Plasticity of excitatory and inhibitory synapses induced by sensory deprivation is abolished in Tnf^–/– mice. (A) Representative images of GAD67 puncta in layer 2 of APC. (B) Quantification of GAD67 puncta density in layer 2 of APC. (p = 0.148, N = 6) (C) representative images of VGluT1 puncta in layer 2 of APC. (D) Quantification of VGluT1 puncta density in layer 1 and layer 2 of APC. (L1: p = 0.661, N = 6; L2: p = 0.703, N = 6) (E) Representative images of PV puncta in layer 2 side of APC. (F) Quantification of PV puncta density in layer 2 of APC. (p = 0.156, N = 7) (G) representative images of PV neuron in APC. (H) Quantification of PV neuron density in APC. (p = 0.885, N = 4) (I) representative images of VGAT puncta in layer 2 of APC. (J) Quantification of VGAT puncta density in layer 2 of APC (L1: p = 0.15, N = 5; L2: p = 0.5, N = 5; L3: p = 0.81, N = 5). (K) Representative images of Homer1 puncta in layer 1 of APC. (L) Quantification of Homer1 puncta density in layer 1 of APC (p = 0.41, N = 5). (M) Representative images of SST puncta in layer 3 of APC. (N) Quantification of SST puncta density in layer 3 of APC (p = 0.89, N = 5). n = 2– 3 repeats of experiments were performed.
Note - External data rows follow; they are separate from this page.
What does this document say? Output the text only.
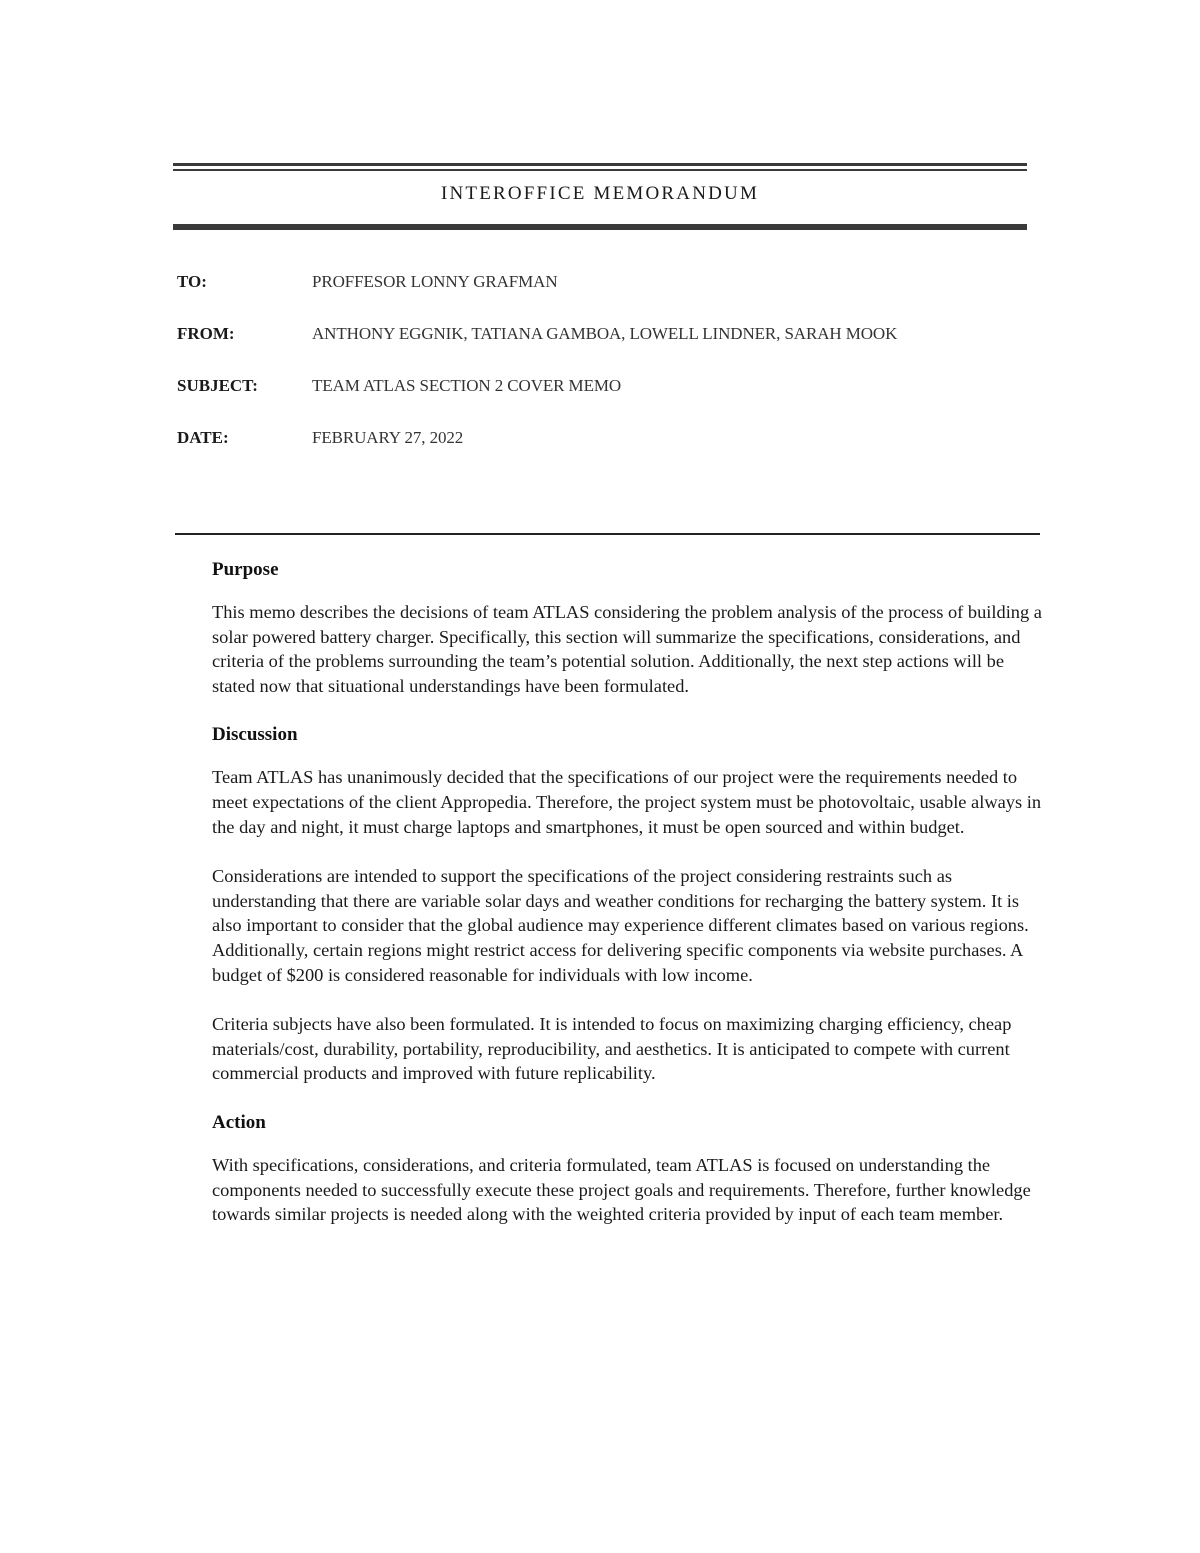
INTEROFFICE MEMORANDUM
TO:	PROFFESOR LONNY GRAFMAN
FROM:	ANTHONY EGGNIK, TATIANA GAMBOA, LOWELL LINDNER, SARAH MOOK
SUBJECT:	TEAM ATLAS SECTION 2 COVER MEMO
DATE:	FEBRUARY 27, 2022
Purpose

This memo describes the decisions of team ATLAS considering the problem analysis of the process of building a solar powered battery charger. Specifically, this section will summarize the specifications, considerations, and criteria of the problems surrounding the team’s potential solution. Additionally, the next step actions will be stated now that situational understandings have been formulated.

Discussion

Team ATLAS has unanimously decided that the specifications of our project were the requirements needed to meet expectations of the client Appropedia. Therefore, the project system must be photovoltaic, usable always in the day and night, it must charge laptops and smartphones, it must be open sourced and within budget.

Considerations are intended to support the specifications of the project considering restraints such as understanding that there are variable solar days and weather conditions for recharging the battery system. It is also important to consider that the global audience may experience different climates based on various regions. Additionally, certain regions might restrict access for delivering specific components via website purchases. A budget of $200 is considered reasonable for individuals with low income.

Criteria subjects have also been formulated. It is intended to focus on maximizing charging efficiency, cheap materials/cost, durability, portability, reproducibility, and aesthetics. It is anticipated to compete with current commercial products and improved with future replicability.

Action

With specifications, considerations, and criteria formulated, team ATLAS is focused on understanding the components needed to successfully execute these project goals and requirements. Therefore, further knowledge towards similar projects is needed along with the weighted criteria provided by input of each team member.
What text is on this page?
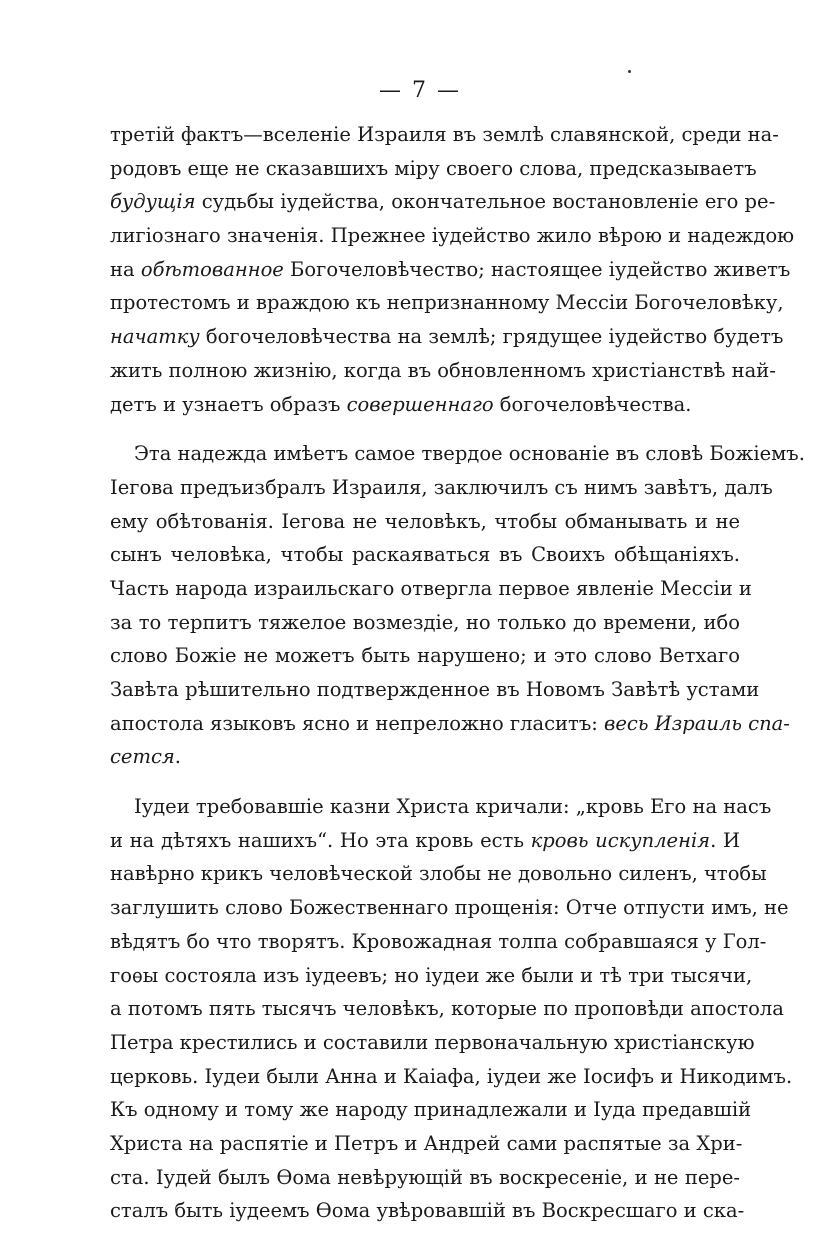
— 7 —
третій фактъ—вселеніе Израиля въ землѣ славянской, среди на-
родовъ еще не сказавшихъ міру своего слова, предсказываетъ
будущія судьбы іудейства, окончательное востановленіе его ре-
лигіознаго значенія. Прежнее іудейство жило вѣрою и надеждою
на обѣтованное Богочеловѣчество; настоящее іудейство живетъ
протестомъ и враждою къ непризнанному Мессіи Богочеловѣку,
начатку богочеловѣчества на землѣ; грядущее іудейство будетъ
жить полною жизнію, когда въ обновленномъ христіанствѣ най-
детъ и узнаетъ образъ совершеннаго богочеловѣчества.
Эта надежда имѣетъ самое твердое основаніе въ словѣ Божіемъ.
Іегова предъизбралъ Израиля, заключилъ съ нимъ завѣтъ, далъ
ему обѣтованія. Іегова не человѣкъ, чтобы обманывать и не
сынъ человѣка, чтобы раскаяваться въ Своихъ обѣщаніяхъ.
Часть народа израильскаго отвергла первое явленіе Мессіи и
за то терпитъ тяжелое возмездіе, но только до времени, ибо
слово Божіе не можетъ быть нарушено; и это слово Ветхаго
Завѣта рѣшительно подтвержденное въ Новомъ Завѣтѣ устами
апостола языковъ ясно и непреложно гласитъ: весь Израиль спа-
сется.
Іудеи требовавшіе казни Христа кричали: „кровь Его на насъ
и на дѣтяхъ нашихъ“. Но эта кровь есть кровь искупленія. И
навѣрно крикъ человѣческой злобы не довольно силенъ, чтобы
заглушить слово Божественнаго прощенія: Отче отпусти имъ, не
вѣдятъ бо что творятъ. Кровожадная толпа собравшаяся у Гол-
гоѳы состояла изъ іудеевъ; но іудеи же были и тѣ три тысячи,
а потомъ пять тысячъ человѣкъ, которые по проповѣди апостола
Петра крестились и составили первоначальную христіанскую
церковь. Іудеи были Анна и Каіафа, іудеи же Іосифъ и Никодимъ.
Къ одному и тому же народу принадлежали и Іуда предавшій
Христа на распятіе и Петръ и Андрей сами распятые за Хри-
ста. Іудей былъ Ѳома невѣрующій въ воскресеніе, и не пере-
сталъ быть іудеемъ Ѳома увѣровавшій въ Воскресшаго и ска-
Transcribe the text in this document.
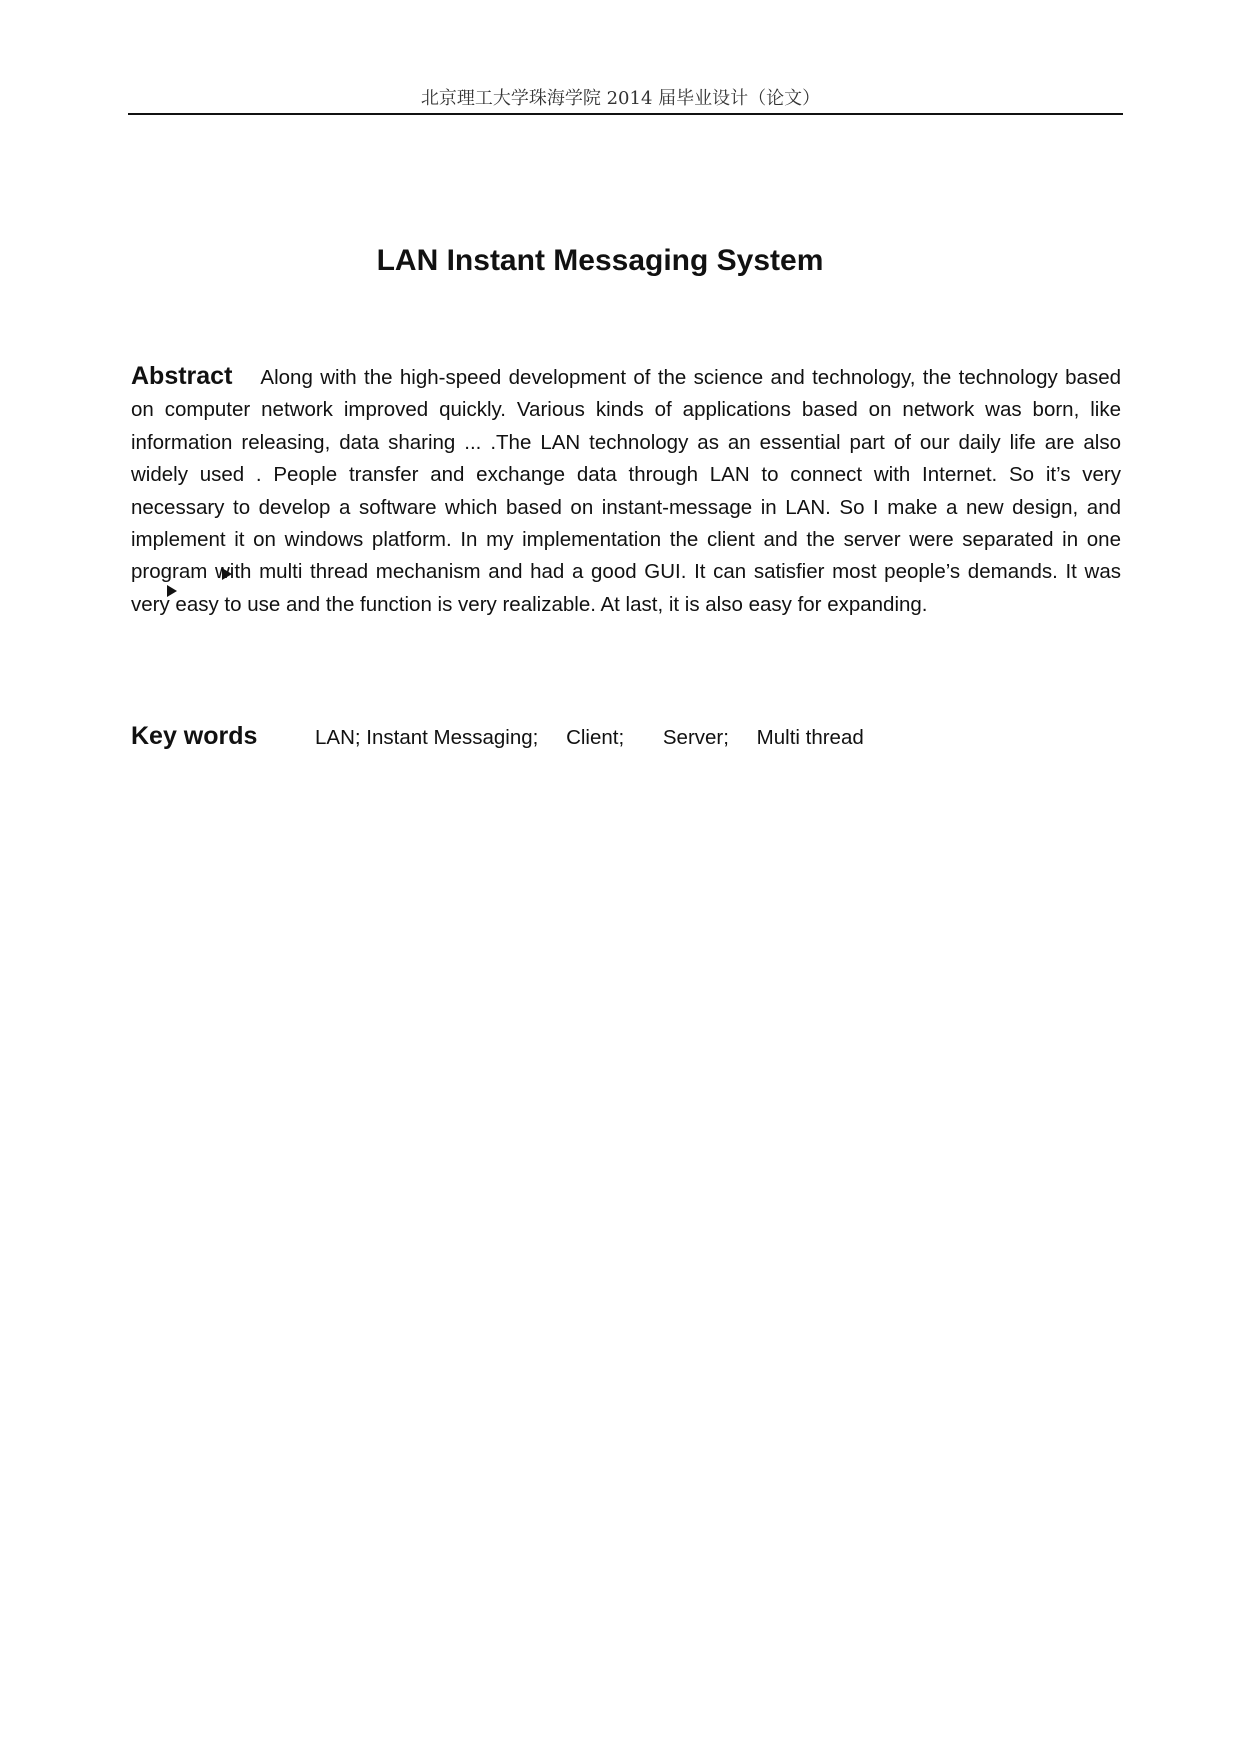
北京理工大学珠海学院 2014 届毕业设计（论文）
LAN Instant Messaging System
Abstract Along with the high-speed development of the science and technology, the technology based on computer network improved quickly. Various kinds of applications based on network was born, like information releasing, data sharing ... .The LAN technology as an essential part of our daily life are also widely used . People transfer and exchange data through LAN to connect with Internet. So it’s very necessary to develop a software which based on instant-message in LAN. So I make a new design, and implement it on windows platform. In my implementation the client and the server were separated in one program with multi thread mechanism and had a good GUI. It can satisfier most people’s demands. It was very easy to use and the function is very realizable. At last, it is also easy for expanding.
Key words	LAN; Instant Messaging; Client; Server; Multi thread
Mann-Whitney test was used for PV puncta density in L2. Paired t-test was used for the rest of the datasets.

FIGURE 5

Schematic model showing TNF-α mediates experience-dependent modulation of synaptic plasticity of structural excitatory-inhibitory ratio in APC. In the APC, E-I synaptic density ratio is determined by local neural activity, which in turn is primarily determined by the upstream activity in the OB. Fluctuating activity levels induce plasticity in the APC. For example, hypo-activity in the form of sensory deprivation can increase excitation while decreasing inhibition, achieving an enhancement of E-I synaptic density ratio. This augmentation of E-I synaptic density ratio is mediated by astrocytic TNF-α, as evidenced by the complete abolishment of this plasticity in the Tnf^–/– mouse.